Je ne m’arrêterai pas aux controversistes : leur genre aura plus tard des chefs-d’œuvre, il n’en est qu’à se discipliner. On trouve encore des érudits enragés, comme ce Feuardent qui dénonçait d’un coup quatorze cents erreurs des réformés. Cependant on commence à délimiter, à faire saillir les questions essentielles : entre Du Plessis-Mornay et Charron, la question de l’Église ; entre Du Plessis-Mornay [2] et Du Perron [3], ou Coeffeteau [4], la question de l’Eucharistie : on commence à user aussi de la vraie méthode, et si l’on entasse encore les textes, du moins apprend-on à les manier, et le raisonnement se marie avec l’érudition. Après Calvin, les protestants n’avaient guère qu’à déchoir, mais les catholiques gagnent. Du Perron, notamment, use de science et de logique ; avec lui l’Église romaine se décide à discuter, et à démontrer.

En face de Du Vair, le magistrat stoïque, il faut placer François de Sales [5], le mystique pasteur. Ils ne sont pas si différents : le premier a plus de tendresse, et le second plus de dureté qu’on

  1. Parmi ses Traités de piété, je citerai : De la Sainte Philosophie ; Méditations sur Job, sur les lamentations de Jérémie, sur le cantique d’Ezéchias (Isaïe), etc
  2. Du Plessis-Mornay (1549-1623) ; soldat, négociateur, théologien, a écrit : les Discours sur la vie et sur la mort (1575), les Vindiciæ contra tyrannos (1579) ; le Traité de l’Église (1579) ; le Traité de la vérité de la Religion chrétienne (1581) ; le Traité de l’Eucharistie (1598).
  3. Jacques Davy du Perron (1556-1618), évêque d’Évreux (1575), puis archevêque de Sens, cardinal en 1604, réfuta le Traité de l’Eucharistie de Du Plessis-Mornay.

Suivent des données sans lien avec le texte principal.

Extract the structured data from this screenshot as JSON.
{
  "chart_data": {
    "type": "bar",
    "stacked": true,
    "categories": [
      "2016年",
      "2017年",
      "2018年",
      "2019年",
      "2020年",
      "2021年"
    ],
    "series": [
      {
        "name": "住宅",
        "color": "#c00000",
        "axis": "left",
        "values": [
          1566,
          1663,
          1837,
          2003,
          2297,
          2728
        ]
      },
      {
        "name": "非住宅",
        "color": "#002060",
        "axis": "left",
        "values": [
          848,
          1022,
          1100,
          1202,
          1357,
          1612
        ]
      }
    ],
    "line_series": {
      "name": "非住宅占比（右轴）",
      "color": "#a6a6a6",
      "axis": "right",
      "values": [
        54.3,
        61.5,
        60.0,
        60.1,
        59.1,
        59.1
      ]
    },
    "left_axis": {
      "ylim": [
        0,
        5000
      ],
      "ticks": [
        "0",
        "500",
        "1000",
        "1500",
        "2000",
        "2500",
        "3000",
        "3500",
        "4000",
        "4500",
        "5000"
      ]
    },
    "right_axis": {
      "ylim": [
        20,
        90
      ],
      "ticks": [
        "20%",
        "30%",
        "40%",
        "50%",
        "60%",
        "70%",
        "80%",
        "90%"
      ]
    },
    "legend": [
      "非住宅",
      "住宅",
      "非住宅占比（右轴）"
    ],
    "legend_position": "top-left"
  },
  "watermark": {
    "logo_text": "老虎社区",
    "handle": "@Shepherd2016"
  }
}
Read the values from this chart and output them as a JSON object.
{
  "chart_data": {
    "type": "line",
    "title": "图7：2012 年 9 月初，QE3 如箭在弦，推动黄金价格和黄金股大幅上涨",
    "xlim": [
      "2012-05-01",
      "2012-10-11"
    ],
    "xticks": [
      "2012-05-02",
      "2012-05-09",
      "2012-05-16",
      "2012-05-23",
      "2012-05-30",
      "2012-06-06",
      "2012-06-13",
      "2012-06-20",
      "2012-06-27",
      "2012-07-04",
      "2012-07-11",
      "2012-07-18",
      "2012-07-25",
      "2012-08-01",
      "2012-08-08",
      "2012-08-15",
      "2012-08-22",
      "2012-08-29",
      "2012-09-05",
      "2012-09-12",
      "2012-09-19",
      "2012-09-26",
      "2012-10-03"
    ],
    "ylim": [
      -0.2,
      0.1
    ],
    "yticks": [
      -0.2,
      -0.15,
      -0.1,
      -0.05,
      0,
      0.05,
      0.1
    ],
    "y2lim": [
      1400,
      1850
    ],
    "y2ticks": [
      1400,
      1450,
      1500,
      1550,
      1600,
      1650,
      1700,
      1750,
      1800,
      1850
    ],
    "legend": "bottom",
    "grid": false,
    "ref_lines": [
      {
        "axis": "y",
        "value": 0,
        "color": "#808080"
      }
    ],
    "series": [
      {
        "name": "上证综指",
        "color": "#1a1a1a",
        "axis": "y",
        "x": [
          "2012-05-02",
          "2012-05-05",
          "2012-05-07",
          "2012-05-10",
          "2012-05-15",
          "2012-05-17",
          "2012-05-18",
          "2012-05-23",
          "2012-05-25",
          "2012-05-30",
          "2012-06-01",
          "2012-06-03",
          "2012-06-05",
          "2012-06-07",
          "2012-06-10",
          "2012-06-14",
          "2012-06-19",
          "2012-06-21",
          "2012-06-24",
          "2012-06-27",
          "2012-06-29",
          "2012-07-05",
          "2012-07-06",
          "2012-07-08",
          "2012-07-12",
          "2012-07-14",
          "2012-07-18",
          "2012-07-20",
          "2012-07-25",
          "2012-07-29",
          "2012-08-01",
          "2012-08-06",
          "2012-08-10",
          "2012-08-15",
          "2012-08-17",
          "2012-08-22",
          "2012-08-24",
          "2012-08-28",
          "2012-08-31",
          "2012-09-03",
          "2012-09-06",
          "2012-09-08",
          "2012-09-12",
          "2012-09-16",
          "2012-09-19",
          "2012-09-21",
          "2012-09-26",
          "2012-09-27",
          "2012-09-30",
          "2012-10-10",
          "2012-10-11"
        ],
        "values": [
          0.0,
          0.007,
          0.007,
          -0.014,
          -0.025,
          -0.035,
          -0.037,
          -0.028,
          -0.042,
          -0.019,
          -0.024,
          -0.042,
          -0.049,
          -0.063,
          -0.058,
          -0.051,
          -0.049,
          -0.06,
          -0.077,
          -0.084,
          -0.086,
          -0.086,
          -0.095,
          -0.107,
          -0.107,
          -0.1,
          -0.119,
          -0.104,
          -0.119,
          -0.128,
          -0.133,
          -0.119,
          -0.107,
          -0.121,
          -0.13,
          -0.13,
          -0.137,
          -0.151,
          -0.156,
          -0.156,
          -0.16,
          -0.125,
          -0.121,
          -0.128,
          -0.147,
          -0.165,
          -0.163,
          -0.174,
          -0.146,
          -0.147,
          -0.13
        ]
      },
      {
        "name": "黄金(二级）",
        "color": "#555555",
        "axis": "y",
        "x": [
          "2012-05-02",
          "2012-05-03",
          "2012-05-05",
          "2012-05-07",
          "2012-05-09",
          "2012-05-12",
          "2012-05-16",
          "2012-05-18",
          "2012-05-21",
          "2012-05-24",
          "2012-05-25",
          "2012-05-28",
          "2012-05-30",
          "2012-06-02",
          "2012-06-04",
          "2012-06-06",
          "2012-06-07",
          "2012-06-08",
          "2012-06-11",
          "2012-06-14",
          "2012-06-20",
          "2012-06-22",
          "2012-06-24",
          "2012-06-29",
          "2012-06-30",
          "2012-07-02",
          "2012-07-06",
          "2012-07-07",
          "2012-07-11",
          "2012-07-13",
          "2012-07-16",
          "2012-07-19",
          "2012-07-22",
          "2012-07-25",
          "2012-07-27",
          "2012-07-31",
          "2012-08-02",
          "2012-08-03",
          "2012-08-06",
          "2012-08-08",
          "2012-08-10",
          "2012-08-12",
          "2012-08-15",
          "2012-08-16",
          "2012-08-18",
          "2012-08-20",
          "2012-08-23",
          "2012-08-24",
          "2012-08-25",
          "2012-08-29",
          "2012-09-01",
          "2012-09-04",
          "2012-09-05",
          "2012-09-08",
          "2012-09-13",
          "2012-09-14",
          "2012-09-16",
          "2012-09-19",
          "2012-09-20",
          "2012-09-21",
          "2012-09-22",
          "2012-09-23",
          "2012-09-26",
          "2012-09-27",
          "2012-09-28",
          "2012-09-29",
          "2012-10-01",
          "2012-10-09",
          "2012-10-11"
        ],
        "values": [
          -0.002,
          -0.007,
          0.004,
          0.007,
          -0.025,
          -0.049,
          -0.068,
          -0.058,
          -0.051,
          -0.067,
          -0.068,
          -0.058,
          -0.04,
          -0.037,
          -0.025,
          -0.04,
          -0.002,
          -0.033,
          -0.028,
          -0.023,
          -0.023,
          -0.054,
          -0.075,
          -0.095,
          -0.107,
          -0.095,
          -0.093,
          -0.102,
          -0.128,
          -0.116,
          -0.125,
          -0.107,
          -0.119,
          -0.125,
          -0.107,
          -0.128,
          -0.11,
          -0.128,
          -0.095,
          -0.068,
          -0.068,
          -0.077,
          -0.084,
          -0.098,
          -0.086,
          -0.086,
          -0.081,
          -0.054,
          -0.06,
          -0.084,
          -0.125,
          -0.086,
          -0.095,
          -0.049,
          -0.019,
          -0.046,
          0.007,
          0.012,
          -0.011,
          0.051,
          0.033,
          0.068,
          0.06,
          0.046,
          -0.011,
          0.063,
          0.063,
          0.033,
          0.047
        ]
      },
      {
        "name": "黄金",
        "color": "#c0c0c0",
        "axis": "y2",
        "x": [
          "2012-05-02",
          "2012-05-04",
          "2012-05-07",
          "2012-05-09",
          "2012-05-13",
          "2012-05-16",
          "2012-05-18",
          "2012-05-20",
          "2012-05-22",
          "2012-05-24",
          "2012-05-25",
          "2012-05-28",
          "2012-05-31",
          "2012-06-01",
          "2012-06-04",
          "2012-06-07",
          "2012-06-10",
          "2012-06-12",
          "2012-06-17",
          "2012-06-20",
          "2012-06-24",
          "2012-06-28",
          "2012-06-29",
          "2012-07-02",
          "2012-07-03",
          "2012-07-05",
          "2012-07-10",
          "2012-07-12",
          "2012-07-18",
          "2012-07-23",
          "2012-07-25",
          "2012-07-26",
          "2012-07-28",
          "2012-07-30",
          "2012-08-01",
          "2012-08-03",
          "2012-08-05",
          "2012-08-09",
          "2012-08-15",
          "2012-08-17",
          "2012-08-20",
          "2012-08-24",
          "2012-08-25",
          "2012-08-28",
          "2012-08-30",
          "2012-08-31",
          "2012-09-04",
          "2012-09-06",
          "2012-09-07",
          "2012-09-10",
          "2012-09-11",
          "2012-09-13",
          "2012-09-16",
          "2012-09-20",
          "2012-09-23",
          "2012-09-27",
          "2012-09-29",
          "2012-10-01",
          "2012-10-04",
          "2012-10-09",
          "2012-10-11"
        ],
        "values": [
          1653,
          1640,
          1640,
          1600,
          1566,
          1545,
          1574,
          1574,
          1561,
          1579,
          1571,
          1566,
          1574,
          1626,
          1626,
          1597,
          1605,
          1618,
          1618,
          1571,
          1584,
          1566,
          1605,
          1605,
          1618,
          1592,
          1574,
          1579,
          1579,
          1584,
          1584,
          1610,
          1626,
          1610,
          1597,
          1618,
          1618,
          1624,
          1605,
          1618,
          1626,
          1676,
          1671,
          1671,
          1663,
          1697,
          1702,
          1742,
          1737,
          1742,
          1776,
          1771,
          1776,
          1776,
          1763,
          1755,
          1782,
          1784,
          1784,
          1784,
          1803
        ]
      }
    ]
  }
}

  4. Nicolas Coeffeteau (1574-1623), dominicain, prédicateur de Henri IV, dont il fit l’oraison funèbre, évêque de Marseille en 1621, combattit Du Plessis-Mornay, Jacques Ier, Dumoulin. Il a écrit aussi un Tableau des passions humaines (1620) et l’Histoire romaine (1621). — À consulter : l’abbé Urbain, N. Coeffeteau, Paris, in-8, 1893.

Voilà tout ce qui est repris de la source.